Festival della Vita, conclusa con successo la seconda edizione

Il vescovo Farina premia il professor MelazziniCASERTA. E’ calato il sipario sulla seconda edizione del Festival della Vita che, dal 28 gennaio al 5 febbraio, ha visto Caserta fare da cornice a oltre 50 manifestazioni, tra convegni, cineforum, spettacoli teatrali e musicali, …

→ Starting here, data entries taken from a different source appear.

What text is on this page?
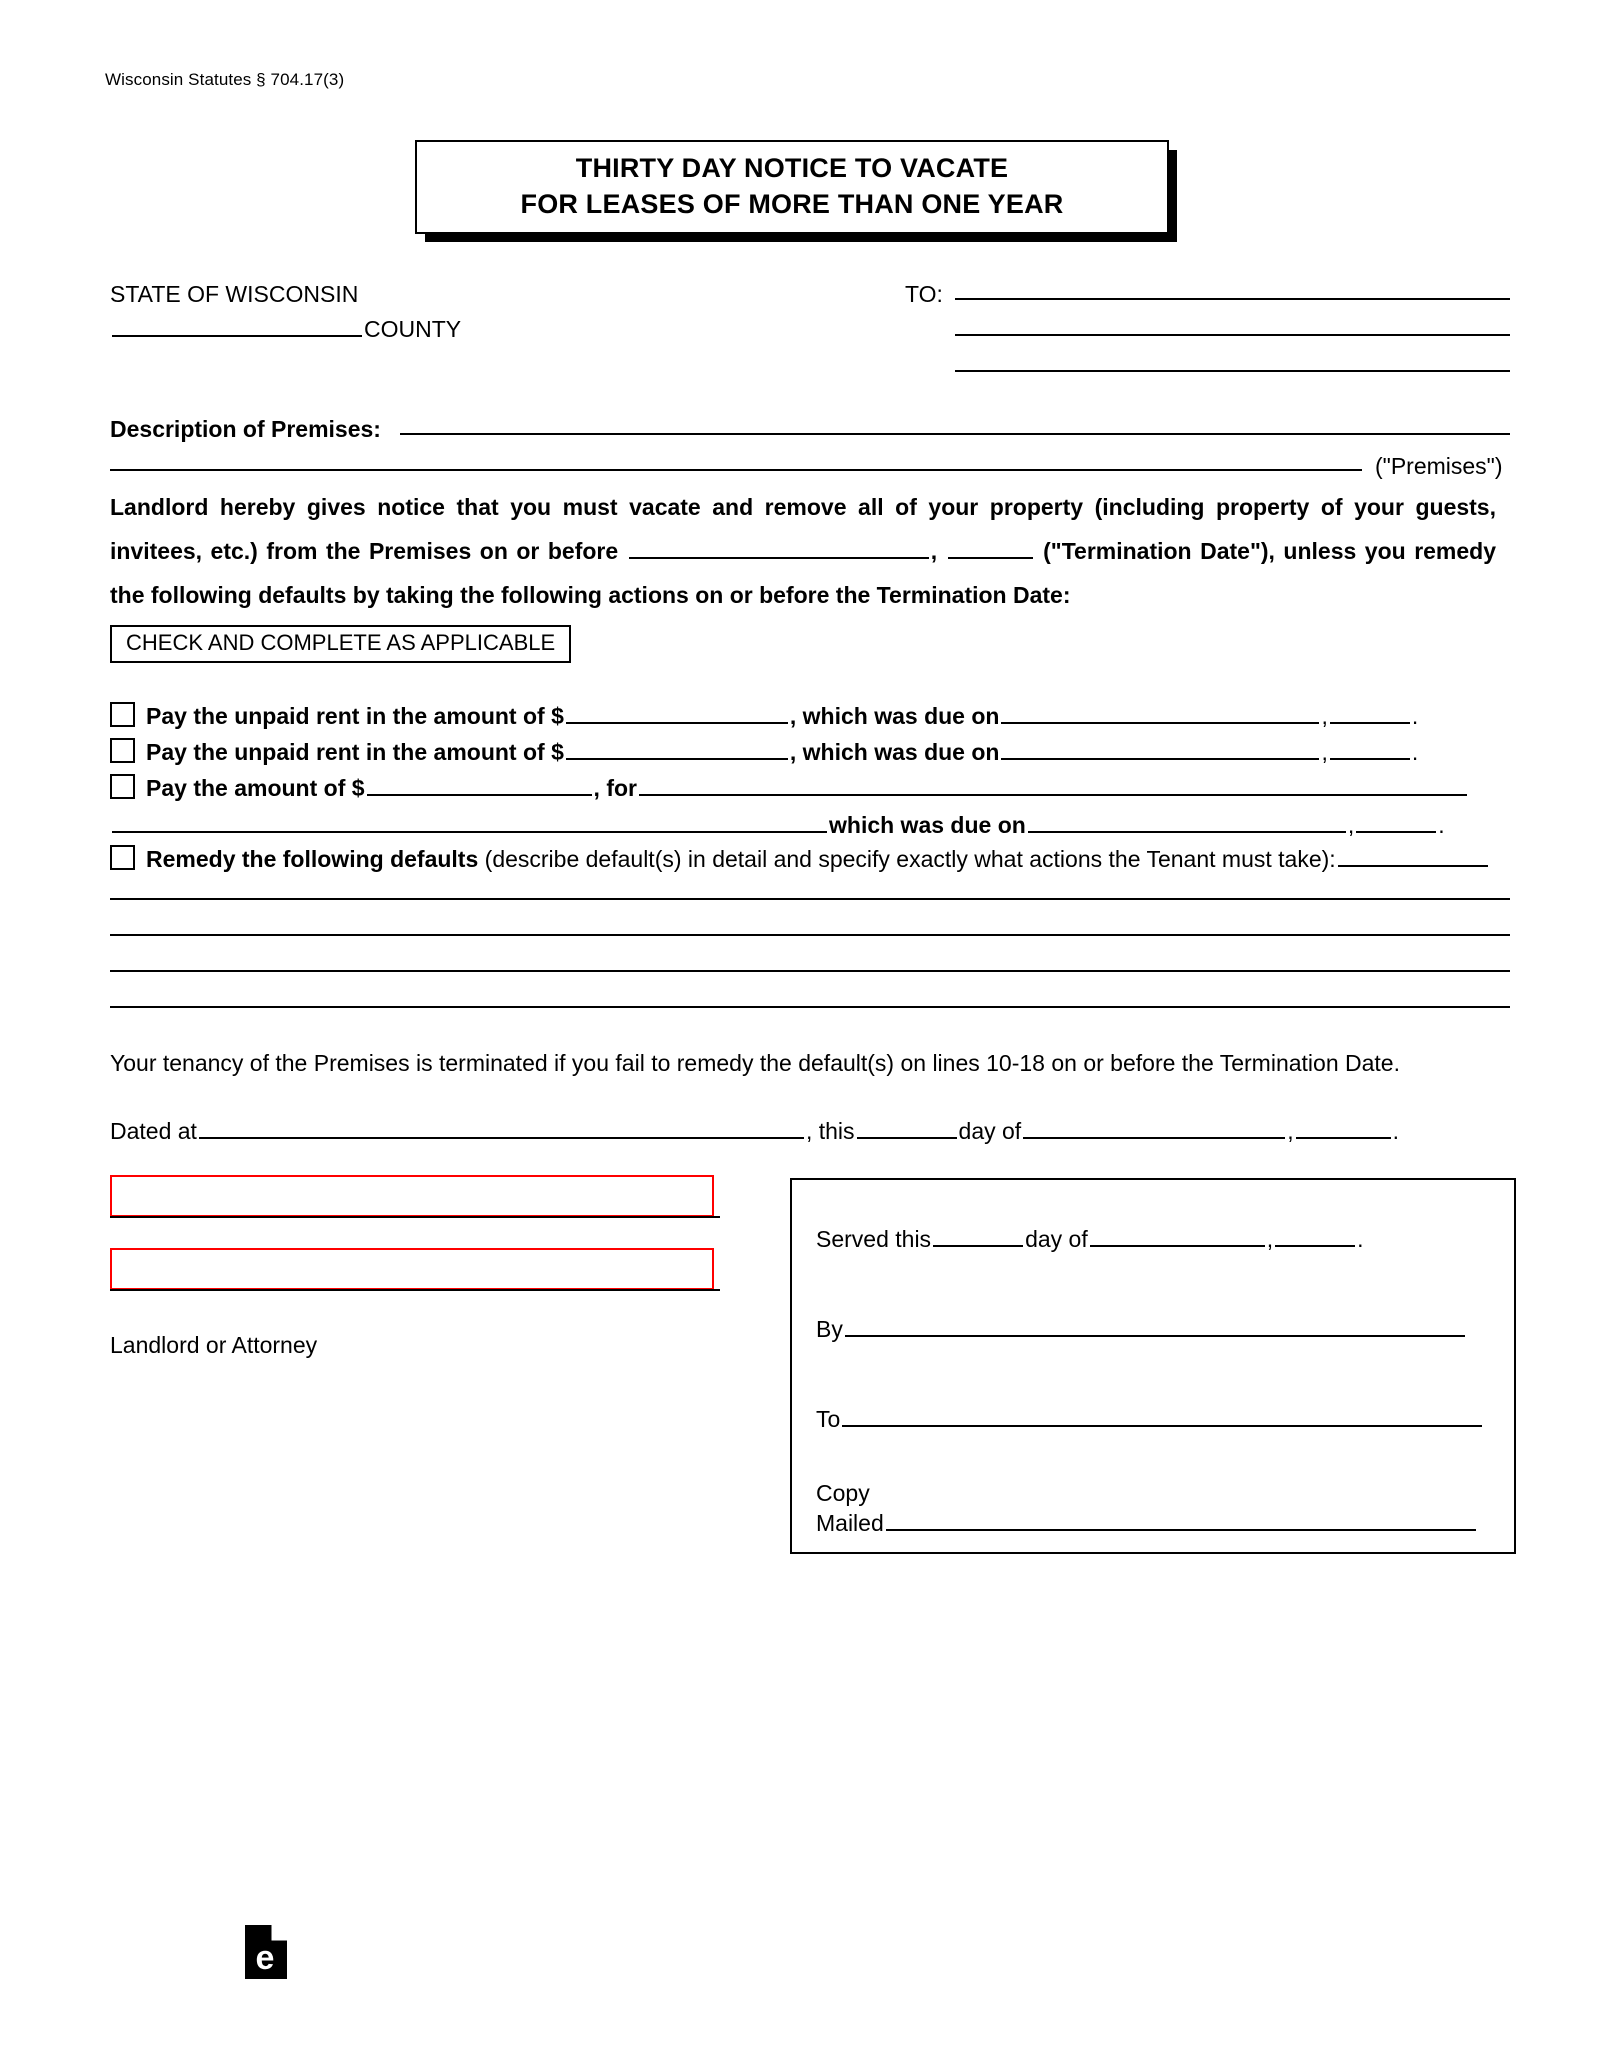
Wisconsin Statutes § 704.17(3)
THIRTY DAY NOTICE TO VACATE
FOR LEASES OF MORE THAN ONE YEAR
STATE OF WISCONSIN
COUNTY
TO:
Description of Premises:
("Premises")
Landlord hereby gives notice that you must vacate and remove all of your property (including property of your guests, invitees, etc.) from the Premises on or before	,	("Termination Date"), unless you remedy the following defaults by taking the following actions on or before the Termination Date:
CHECK AND COMPLETE AS APPLICABLE
Pay the unpaid rent in the amount of $	, which was due on	,	.
Pay the unpaid rent in the amount of $	, which was due on	,	.
Pay the amount of $	, for
which was due on	,	.
Remedy the following defaults (describe default(s) in detail and specify exactly what actions the Tenant must take):
Your tenancy of the Premises is terminated if you fail to remedy the default(s) on lines 10-18 on or before the Termination Date.
Dated at	, this	day of	,	.
Landlord or Attorney
Served this	day of	,	.
By
To
Copy
Mailed
e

… eventi sportivi, tavole rotonde, con la partecipazione di grandi nomi del panorama culturale nazionale e internazionale. Ufficialmente, il festival ha vissuto la sua serata conclusiva sabato scorso, presso l’Auditorium provinciale di Via Ceccano. La serata, che ha vissuto momenti di intrattenimento musicale e intermezzi di danza, e che ha visto anche l’applauditissima esibizione della fanfara dei Bersaglieri della Brigata Garibaldi di Caserta, è stata nobilitata dalla consegna del premio alla vita al professor Mario Melazzini, presidente dell’Aisla (Associazione italiana sclerosi laterale amiotrofica) il quale, rivolto al folto pubblico, lo ha emotivamente coinvolto nel racconto della sua esperienza di uomo, passato dalle vesti di medico a quelle di malato, per tornare a quelle di uomo e medico, finalmente consapevole dell’eccezionalità del “dono” della vita, un dono unico da condividere con gli altri.

Dopo la riuscitissima serata del 4, anche gazie al fattivo contributo dei ragazzi dell’’Ite-Terra di Lvoro’ coordinati da Giovanna Paolino, il festival ha definitivamente chiuso i battenti domenica mattina con la messa, celebrata dal vescovo di Farina presso la parrocchia del Buon Pastore e trasmessa in diretta da Retequattro, mentre in serata, nel Duomo di Caserta, la rappresentazione “Ecce Ancilla Domini”: la natività contemplando Maria, del Gruppo musicale Jubilantes, diretto dal maestro Franco Mantovanelli, ha voluto rappresentare un doveroso omaggio alla Vergine Maria, simbolo di tutte le donne.

In conclusione, un’edizione del festival pienamente riuscita che, nell’arco di una settimana, è riuscita a coinvolgere tante realtà, apparentemente diverse tra di loro, ma unite dal comune obiettivo di un mondo più solidale e aperto alla vita. Arrivederci dunque al 2013 per un festival che, nelle intenzioni degli organizzatori, e non solo, è destinato a diventare un appuntamento fisso del panorama non soltanto casertano, ma nazionale.